Хотя протесты J20 противоречат потенциальной виктимизации стольких женщин, мусульман, латиноамериканцев и т. Д. – возможно, те, кто отождествляет себя с потенциальными жертвами (и их сторонниками), также захватывают калитку героизма, скрытую в активизме. Это напоминает слияние героев и жертв, которые произошли в недавних мемориалах, где история скрывается за счет смещения акцента почти исключительно на жертв (и тем самым героирования их) вместо того, чтобы разоблачать и исследовать обстоятельства, вызвавшие их смерть, и создание форум для конструктивного обсуждения и, возможно, действий. Напротив, протесты J20 демонстрируют волю самоопределения, чтобы держать новую администрацию под контролем, держать ее подотчетной, чтобы поддерживать принципы демократии, на которых основана эта страна, и на которой основывается наше чувство национальной идентичности.

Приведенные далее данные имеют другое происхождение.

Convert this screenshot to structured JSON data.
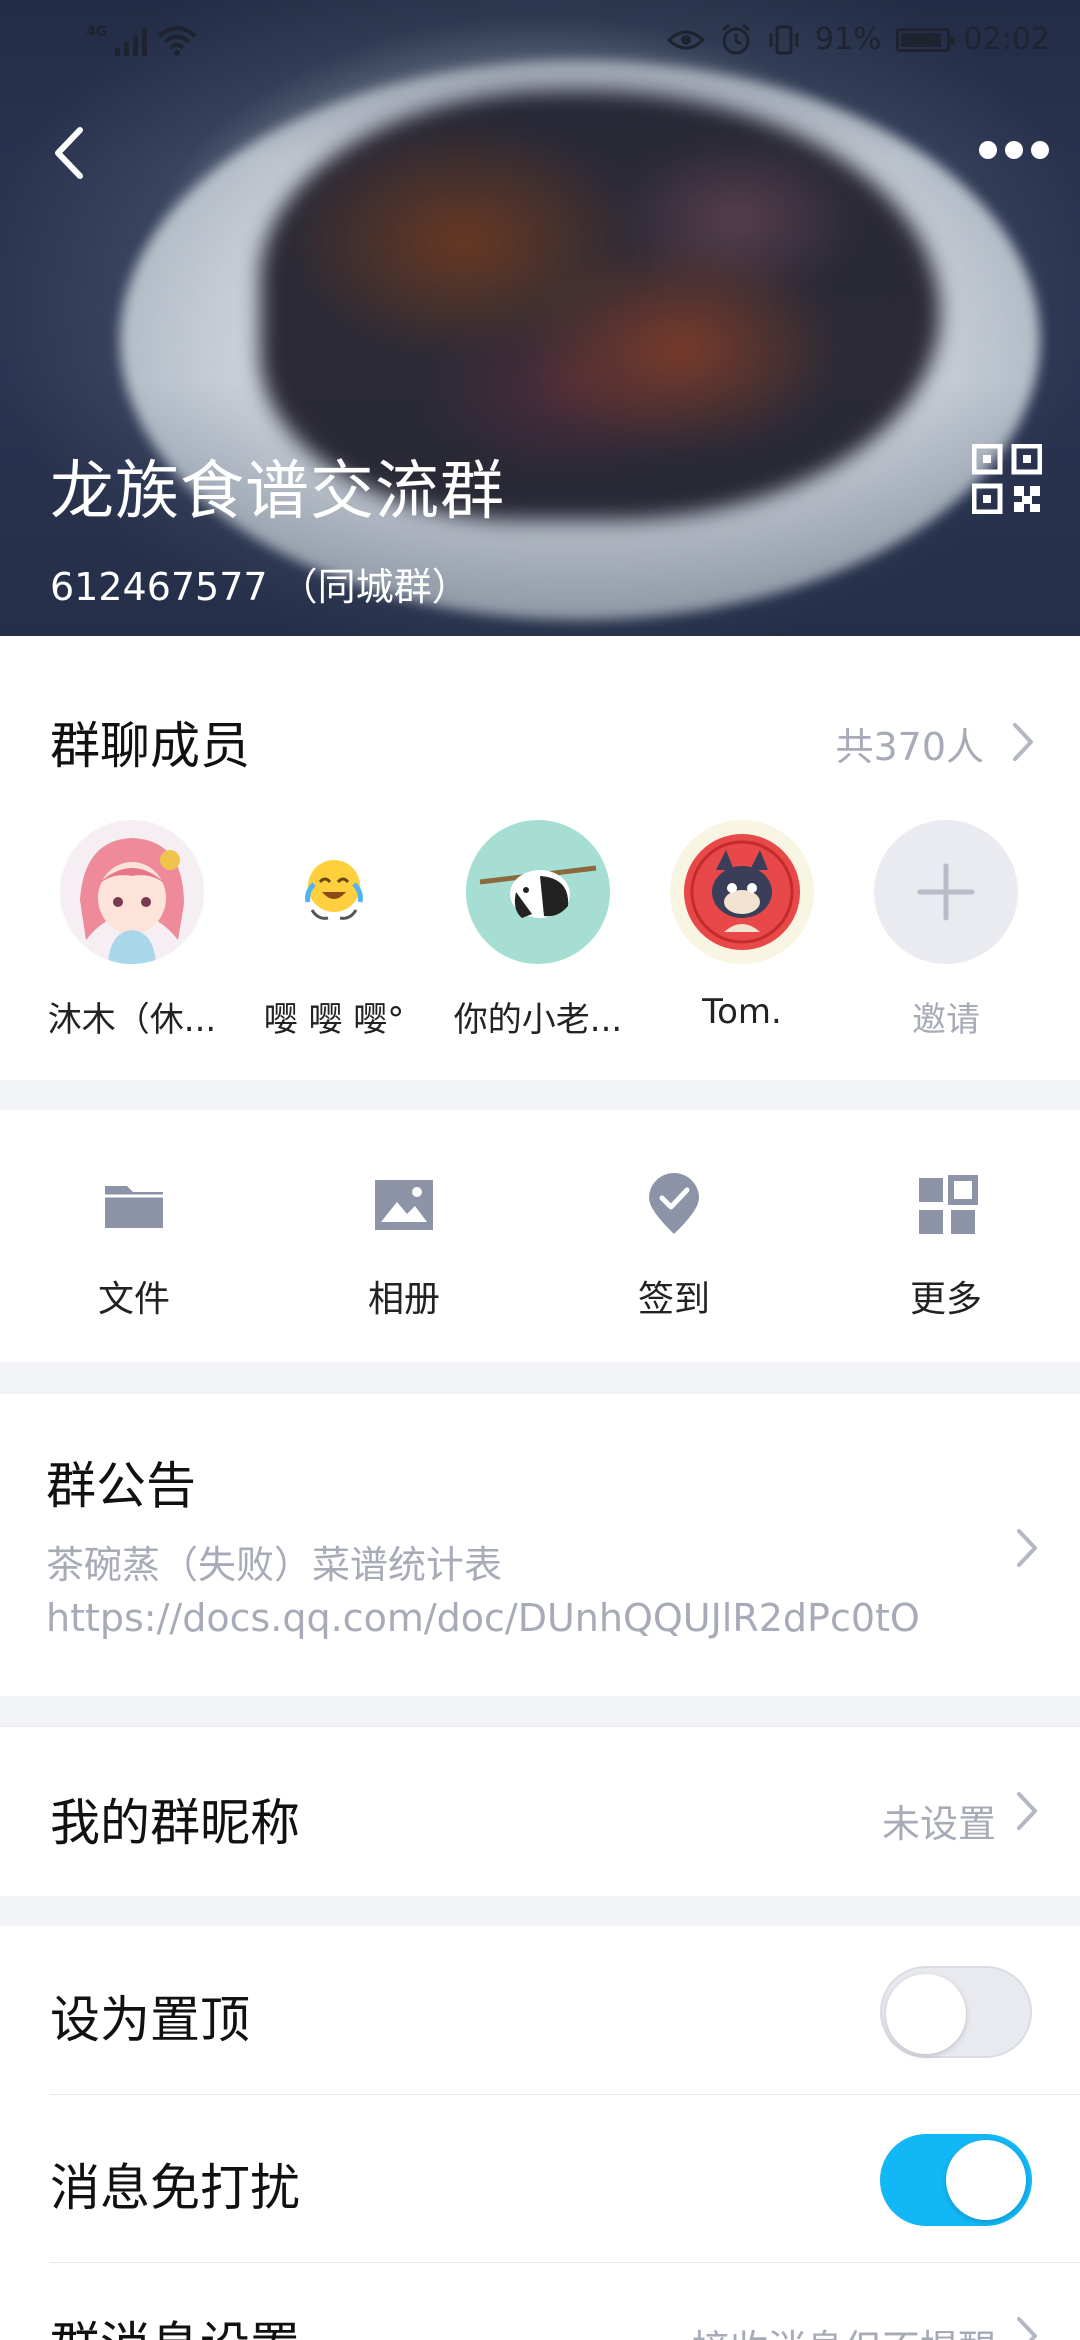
{
  "status_bar": {
    "signal_label": "4G",
    "battery_text": "91%",
    "battery_level": 0.91,
    "time": "02:02"
  },
  "header": {
    "group_name": "龙族食谱交流群",
    "group_id_line": "612467577 （同城群）"
  },
  "members": {
    "title": "群聊成员",
    "count_text": "共370人",
    "items": [
      {
        "name": "沐木（休..."
      },
      {
        "name": "嘤 嘤 嘤°"
      },
      {
        "name": "你的小老..."
      },
      {
        "name": "Tom."
      }
    ],
    "invite_label": "邀请"
  },
  "tools": {
    "items": [
      {
        "label": "文件",
        "icon": "folder-icon"
      },
      {
        "label": "相册",
        "icon": "image-icon"
      },
      {
        "label": "签到",
        "icon": "checkin-pin-icon"
      },
      {
        "label": "更多",
        "icon": "grid-more-icon"
      }
    ]
  },
  "notice": {
    "title": "群公告",
    "line1": "茶碗蒸（失败）菜谱统计表",
    "line2": "https://docs.qq.com/doc/DUnhQQUJlR2dPc0tO"
  },
  "nickname": {
    "label": "我的群昵称",
    "value": "未设置"
  },
  "settings": {
    "pin_label": "设为置顶",
    "pin_on": false,
    "dnd_label": "消息免打扰",
    "dnd_on": true,
    "msg_label": "群消息设置",
    "msg_value": "接收消息但不提醒"
  },
  "colors": {
    "accent": "#12b7f5",
    "icon_gray": "#8e94a8",
    "muted_text": "#a7abb7"
  }
}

1 Харриет Ф. Сени, « Мемориалы разрушенных мифов»: Вьетнам до 9 сентября (Нью-Йорк: издательство Оксфордского университета, 2015 г.), 40. Последующие комментарии, если не указано иное, взяты из этой главы.

2 Ребекка М. Кеннерли, «Беспокойство: на поле и на перекрестке с придорожными святынями», « Текст и производительность», ежеквартально 22 (октябрь 2002): 247-248.

3 Харриет Ф. Сени, «Слияние героев и жертв: новая парадигма памяти» в рыцаре Шер-Краузе и Харриет Ф. Сени, ред. Компаньон к общественному искусству (Malden, MA: Wiley Blackwell, 2016), 107-118.

4 Элизабет Кубер-Росс, « О смерти и смерти» (Нью-Йорк: Скрибнер, 1969).